The “Donate for Desh” has no clear message; nor does it have a mission that contributors can identify with. Neither Mr Kharge nor the Gandhi family have an iota of the charisma and the appeal that Mahatma Gandhi possessed in truckloads, which makes the argument that the fund drive has a pedigree the same as the Tilak Swaraj Fund an insult to the extraordinary effectiveness of a campaign that inspired women to donate their gold, the only property they possessed over which they had total control.
It would have been inconceivable for the Mahatma to squander the collections on a Bharat Yatra with an abstract mission of presenting itself as a crusader for “nyay”, or justice. It is absurd for the Congress to finance a road trip involving complicated logistics and enormous expenditure for setting up camps, transporting yatris and the container modules for Rahul Gandhi and other VIP leaders to sleep in without firming up seat-sharing with its INDIA partners in UP, Maharashtra, Bihar and West Bengal, for starters.
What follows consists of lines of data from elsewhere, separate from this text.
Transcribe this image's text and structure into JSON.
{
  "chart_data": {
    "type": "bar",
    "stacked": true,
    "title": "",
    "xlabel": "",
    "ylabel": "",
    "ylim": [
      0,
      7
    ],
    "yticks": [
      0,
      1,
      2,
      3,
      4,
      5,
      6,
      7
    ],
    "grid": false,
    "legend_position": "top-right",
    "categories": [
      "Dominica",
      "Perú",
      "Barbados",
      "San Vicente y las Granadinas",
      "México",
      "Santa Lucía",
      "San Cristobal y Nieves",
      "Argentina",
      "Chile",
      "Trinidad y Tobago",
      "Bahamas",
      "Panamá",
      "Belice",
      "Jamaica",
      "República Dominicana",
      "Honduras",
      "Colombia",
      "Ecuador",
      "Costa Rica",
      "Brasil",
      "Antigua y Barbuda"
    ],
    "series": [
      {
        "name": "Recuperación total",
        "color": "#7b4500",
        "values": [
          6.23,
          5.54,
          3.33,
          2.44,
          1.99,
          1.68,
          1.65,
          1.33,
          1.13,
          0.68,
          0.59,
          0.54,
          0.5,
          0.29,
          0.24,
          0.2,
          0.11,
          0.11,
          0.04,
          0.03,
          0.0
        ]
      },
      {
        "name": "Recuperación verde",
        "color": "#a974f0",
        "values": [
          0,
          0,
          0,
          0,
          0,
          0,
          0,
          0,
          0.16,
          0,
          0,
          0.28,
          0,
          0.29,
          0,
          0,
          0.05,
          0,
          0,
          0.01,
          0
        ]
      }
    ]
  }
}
It seems to have no memory of its recent pitiable performance in Madhya Pradesh, Chhattisgarh and Rajasthan, where it lost to the BJP in the recent Assembly elections.
And it has not as yet unveiled strategy for states like Odisha, Assam, Jharkhand and Meghalaya.
If the Congress is committed to the challenge of mobilising the masses to vote for it and the INDIA collective, it should have got on with the seat-sharing negotiations, for starters. The Rahul Gandhi-led yatra may have had some political value if INDIA as a collective of parties had a common minimum programme and a common campaign strategy. None of this has progressed to the point that the yatra and the campaign can be fused together to create a buzz among voters in what is politically hostile terrain for the Congress and the INDIA alliance.
The vague announcement that eight to ten meetings of the INDIA group will be held across the country seems to have nothing with to do with a coordinated strategy to grab voter attention as the yatra gets going. What message can the yatra deliver in UP if the Samajwadi Party and smaller parties on the one hand and the Congress on the other have not finalised seat-sharing and a common campaign agenda?
The BJP’s message and mission are clear. The party led by Mr Modi guarantees delivery on all promises. The Ram Mandir inauguration is the biggest and shiniest example of the guarantee message and its capacity to fulfil its declared mission.
Funds, message and mission, that is resources, purpose and strategy, is the basic minimum that the Congress needs for a mandate to lead the INDIA collective and put up an honest fight against the BJP. The people’s mandate will not be delivered on a platter; INDIA and the Congress will have to fight for it. Without syncing message, mission and strategy, the INDIA collective will be at best a banner and the regional parties will work independently to protect the turf they now control from the even more aggressive and immensely beefed-up BJP, after the Ram Mandir inauguration on January 22, 2024.